Всё бы ничего, но Элиас хотел быть её единственным.

Они двое друг друга ненавидели, это было бы ясно и слепому. К сожалению, это не меняло того факта, что они были друг в друга жгуче, безудержно влюблены. Катуллу с его Лесбией и не снился такой накал страстей. Иногда люди не могут быть вместе потому, что они слишком разные; тут проблема была прямо противоположной – Элиас и Лу были слишком уж похожи. Упрямые, гордые, в любой момент готовые вспыхнуть, как порох, они никак не могли притереться друг к другу и вечно бились острыми углами. Нашла коса на камень…

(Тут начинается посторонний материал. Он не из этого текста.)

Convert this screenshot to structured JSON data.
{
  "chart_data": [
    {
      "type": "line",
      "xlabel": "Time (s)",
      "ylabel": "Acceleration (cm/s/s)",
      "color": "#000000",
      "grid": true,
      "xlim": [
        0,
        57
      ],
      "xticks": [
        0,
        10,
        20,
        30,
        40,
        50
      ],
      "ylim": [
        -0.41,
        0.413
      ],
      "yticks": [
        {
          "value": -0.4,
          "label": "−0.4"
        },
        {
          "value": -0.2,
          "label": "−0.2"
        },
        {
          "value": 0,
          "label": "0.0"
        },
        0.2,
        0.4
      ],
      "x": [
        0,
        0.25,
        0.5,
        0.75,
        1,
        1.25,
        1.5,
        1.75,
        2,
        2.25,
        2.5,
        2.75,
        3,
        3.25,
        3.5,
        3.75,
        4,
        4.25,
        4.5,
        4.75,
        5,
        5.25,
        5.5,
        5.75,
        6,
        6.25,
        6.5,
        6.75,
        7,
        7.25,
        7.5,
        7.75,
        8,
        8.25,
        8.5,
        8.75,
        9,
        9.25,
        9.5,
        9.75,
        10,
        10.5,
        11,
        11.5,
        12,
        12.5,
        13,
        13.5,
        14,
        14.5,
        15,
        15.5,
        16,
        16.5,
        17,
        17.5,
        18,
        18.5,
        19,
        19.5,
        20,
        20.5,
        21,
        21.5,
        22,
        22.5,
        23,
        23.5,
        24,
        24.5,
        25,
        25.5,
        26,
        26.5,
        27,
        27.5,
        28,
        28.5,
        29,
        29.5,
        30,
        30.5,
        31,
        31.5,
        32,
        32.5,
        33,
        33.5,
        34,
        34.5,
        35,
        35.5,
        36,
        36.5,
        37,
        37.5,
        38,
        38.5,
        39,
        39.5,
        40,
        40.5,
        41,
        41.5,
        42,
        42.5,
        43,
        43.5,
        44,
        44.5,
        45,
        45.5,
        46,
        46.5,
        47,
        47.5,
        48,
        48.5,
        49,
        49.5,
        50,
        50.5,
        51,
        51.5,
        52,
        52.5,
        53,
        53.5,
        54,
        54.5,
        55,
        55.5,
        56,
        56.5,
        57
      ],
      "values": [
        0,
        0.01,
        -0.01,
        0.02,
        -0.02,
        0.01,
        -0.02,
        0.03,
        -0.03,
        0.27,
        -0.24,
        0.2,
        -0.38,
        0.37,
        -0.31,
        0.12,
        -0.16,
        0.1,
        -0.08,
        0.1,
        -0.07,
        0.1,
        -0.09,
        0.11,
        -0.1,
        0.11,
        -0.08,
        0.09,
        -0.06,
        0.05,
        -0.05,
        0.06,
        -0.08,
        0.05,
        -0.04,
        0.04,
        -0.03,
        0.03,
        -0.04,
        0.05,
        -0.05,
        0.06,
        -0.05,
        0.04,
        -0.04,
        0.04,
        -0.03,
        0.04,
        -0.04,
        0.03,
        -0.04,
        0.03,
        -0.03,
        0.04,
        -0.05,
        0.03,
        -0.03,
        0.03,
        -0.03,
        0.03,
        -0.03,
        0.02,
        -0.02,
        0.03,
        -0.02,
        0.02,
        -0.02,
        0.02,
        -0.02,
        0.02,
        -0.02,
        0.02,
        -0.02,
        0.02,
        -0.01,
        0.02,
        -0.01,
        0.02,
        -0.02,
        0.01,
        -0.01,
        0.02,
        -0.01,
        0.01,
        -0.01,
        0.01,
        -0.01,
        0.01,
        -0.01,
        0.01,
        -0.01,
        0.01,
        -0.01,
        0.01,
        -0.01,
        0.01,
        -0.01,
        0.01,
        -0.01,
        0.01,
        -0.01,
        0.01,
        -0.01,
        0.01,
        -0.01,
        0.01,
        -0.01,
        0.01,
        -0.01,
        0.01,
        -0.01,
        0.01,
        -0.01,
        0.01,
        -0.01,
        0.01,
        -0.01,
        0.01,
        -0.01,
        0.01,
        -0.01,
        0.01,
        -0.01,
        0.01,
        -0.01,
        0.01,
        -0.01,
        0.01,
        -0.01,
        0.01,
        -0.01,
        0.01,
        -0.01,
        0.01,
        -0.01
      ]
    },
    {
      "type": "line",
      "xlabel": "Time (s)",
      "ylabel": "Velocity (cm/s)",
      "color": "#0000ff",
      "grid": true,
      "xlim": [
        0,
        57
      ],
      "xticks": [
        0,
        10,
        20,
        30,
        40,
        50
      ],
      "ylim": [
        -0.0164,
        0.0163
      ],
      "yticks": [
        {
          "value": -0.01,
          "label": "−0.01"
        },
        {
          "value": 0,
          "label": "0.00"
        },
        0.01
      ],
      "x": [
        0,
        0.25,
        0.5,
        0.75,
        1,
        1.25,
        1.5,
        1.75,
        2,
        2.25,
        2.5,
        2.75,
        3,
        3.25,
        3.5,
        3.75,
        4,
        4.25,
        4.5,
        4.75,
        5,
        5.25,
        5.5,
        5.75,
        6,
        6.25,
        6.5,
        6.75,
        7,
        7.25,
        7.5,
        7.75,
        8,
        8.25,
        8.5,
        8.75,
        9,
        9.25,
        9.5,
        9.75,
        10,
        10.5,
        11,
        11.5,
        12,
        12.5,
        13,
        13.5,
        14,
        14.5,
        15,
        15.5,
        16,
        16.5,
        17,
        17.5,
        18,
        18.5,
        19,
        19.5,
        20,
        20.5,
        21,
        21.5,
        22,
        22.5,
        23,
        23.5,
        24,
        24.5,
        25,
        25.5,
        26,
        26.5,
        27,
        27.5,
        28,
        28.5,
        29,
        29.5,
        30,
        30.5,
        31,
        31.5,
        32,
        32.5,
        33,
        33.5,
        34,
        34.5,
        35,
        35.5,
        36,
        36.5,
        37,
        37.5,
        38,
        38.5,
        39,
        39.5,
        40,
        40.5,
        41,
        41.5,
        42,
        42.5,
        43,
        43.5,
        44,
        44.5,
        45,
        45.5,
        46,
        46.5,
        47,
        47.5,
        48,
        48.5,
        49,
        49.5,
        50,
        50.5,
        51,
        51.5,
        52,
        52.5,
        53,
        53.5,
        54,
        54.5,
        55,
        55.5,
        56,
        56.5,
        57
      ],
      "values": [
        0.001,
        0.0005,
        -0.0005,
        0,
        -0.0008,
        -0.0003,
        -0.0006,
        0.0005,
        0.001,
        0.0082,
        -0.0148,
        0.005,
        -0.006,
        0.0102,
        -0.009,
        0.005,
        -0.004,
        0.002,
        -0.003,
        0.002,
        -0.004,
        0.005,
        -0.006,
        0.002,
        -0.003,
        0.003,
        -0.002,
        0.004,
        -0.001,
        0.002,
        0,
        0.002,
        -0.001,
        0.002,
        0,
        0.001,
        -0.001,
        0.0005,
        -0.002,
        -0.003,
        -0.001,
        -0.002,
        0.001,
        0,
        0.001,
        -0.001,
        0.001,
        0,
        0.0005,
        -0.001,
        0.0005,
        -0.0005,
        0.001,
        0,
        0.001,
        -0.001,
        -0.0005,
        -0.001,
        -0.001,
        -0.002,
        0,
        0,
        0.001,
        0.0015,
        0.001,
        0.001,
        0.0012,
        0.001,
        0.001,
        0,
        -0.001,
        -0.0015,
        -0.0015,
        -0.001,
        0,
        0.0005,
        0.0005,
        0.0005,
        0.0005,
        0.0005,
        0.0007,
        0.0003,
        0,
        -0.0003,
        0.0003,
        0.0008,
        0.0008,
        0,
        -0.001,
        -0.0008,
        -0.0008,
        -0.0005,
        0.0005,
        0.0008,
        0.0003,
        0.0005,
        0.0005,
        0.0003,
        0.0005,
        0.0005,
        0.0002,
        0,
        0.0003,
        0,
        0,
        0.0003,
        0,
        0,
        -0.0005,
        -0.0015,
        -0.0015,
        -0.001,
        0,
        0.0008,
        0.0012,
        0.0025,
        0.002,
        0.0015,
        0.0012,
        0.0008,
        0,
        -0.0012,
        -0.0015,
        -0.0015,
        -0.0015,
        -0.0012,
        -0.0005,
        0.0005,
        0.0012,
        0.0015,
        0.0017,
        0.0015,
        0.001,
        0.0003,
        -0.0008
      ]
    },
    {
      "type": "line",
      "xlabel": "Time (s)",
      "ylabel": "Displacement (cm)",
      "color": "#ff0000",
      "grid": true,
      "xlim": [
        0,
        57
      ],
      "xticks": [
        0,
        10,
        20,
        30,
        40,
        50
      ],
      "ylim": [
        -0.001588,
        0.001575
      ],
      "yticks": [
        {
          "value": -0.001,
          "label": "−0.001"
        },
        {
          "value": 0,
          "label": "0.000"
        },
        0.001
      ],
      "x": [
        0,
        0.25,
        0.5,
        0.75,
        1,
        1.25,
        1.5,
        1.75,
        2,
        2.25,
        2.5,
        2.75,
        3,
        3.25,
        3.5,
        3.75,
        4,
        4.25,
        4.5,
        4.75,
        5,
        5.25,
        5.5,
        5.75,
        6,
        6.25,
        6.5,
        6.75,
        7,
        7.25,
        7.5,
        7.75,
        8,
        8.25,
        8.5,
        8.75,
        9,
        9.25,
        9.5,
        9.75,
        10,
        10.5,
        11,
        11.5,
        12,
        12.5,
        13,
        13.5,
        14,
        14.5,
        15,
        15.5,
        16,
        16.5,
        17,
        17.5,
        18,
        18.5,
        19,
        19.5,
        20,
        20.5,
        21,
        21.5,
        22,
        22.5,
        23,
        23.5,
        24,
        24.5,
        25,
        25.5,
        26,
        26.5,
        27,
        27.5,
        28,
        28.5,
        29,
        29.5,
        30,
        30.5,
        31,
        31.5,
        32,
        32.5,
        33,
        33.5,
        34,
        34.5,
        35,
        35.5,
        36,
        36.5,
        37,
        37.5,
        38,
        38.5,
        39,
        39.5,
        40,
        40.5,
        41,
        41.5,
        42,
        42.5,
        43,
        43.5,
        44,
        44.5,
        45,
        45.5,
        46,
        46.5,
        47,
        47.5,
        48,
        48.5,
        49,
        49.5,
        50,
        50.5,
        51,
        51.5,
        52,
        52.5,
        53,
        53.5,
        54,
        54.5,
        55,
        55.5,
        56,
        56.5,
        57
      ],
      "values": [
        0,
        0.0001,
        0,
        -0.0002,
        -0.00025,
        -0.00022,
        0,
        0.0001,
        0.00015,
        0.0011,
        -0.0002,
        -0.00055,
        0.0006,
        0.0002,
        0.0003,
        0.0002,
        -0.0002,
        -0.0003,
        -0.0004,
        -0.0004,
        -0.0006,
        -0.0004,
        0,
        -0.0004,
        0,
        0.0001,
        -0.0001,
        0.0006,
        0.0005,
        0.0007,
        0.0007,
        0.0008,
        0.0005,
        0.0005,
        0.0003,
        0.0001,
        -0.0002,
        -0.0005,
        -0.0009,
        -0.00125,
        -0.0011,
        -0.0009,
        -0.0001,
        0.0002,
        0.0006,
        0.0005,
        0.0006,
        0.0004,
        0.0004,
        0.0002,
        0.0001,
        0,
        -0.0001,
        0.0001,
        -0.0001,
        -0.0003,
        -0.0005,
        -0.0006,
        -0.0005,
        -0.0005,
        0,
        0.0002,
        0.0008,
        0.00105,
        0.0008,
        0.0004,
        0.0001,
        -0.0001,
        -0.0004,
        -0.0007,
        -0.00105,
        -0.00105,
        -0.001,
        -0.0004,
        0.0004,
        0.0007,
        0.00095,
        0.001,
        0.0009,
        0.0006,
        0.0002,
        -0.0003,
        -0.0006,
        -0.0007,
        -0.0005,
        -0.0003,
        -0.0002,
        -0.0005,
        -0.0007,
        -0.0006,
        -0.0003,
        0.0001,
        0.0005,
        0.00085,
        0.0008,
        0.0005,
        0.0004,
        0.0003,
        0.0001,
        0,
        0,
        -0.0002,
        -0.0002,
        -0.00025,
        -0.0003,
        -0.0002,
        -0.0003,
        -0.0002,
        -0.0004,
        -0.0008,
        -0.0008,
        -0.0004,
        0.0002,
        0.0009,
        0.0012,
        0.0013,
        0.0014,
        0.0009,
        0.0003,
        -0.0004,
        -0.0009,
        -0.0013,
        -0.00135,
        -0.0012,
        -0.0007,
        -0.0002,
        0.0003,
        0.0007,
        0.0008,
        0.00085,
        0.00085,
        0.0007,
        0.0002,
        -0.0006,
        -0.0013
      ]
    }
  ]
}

Они сами не сумели бы сказать, сколько раз они расходились – причём неизменно веря, что уж теперь-то это навсегда. Не тут-то было: каждый раз их снова притягивало друг к другу. Элиас распугивал прочих поклонников дамы сердца всем известной готовностью без колебаний сломать кому-нибудь пару костей и туманно-угрожающими намёками на некие заклинания, после которых его конкурентам женщины будут уже вообще ни к чему. Элиас предъявлял на Луизу права, которых у него, конечно же, не было, и называл её такими словами, которыми ни один порядочный человек не назвал бы ни свою возлюбленную, ни чужую. В ответ Луиза закатывала горе-кавалеру скандалы и с треском выгоняла его из дядиного трактира, а один раз Элиас всерьёз рисковал жизнью и здоровьем, потому что у его возлюбленной в руках невовремя оказался тесак для разделки мяса. Ещё немного, и Тарни пришлось бы приделывать на место отрубленные конечности – хотя он, наверное, сумел бы. Для юноши с внешностью человека, способного упасть в обморок от вида крови, он поразительно быстро делал успехи в изучении медицины.

В общем, с «укороченной уздой» у Элиаса явно не задалось, и у его товарищей были все основания опасаться, что эта кобылица рано или поздно копытом разобьёт ему голову – или сердце, тут уж как повезёт…

– Ого. У вас с Лу Руо всё настолько серьёзно? – притворно удивился Ларс.

– А у вас с Сесилией Ба́ри?

У Элиаса была дурная привычка применять болевые приёмы даже к друзьям. Ларс слегка побледнел и сжал губы.

– Туше́, – сказал он.

Вся столица этой весной с удовольствем смаковала вкусную сплетню о том, как Сесилия Бари не стала госпожой Халогаланд. Зимой Ларс так недвусмысленно зачастил к ней в дом, что некоторые считали их свадьбу делом решённым – однако блистательная светская красавица поразила всех, объявив о помолвке его с близким приятелем. Лексий видал её мальчика-розанчика с роскошной гривой каштановых кудрей и сделал вывод, что дамочка в детстве не наигралась в куклы. Ну, или, может, давно мечтала о собственном пони – иного объяснения, почему она предпочла Ларсу этого Эрколе, у него не имелось. По-прежнему весёлый и болтливый, Халогаланд вёл себя так, словно ничего не произошло, но Лексий уже слишком хорошо слышал людей, чтобы полностью ему поверить…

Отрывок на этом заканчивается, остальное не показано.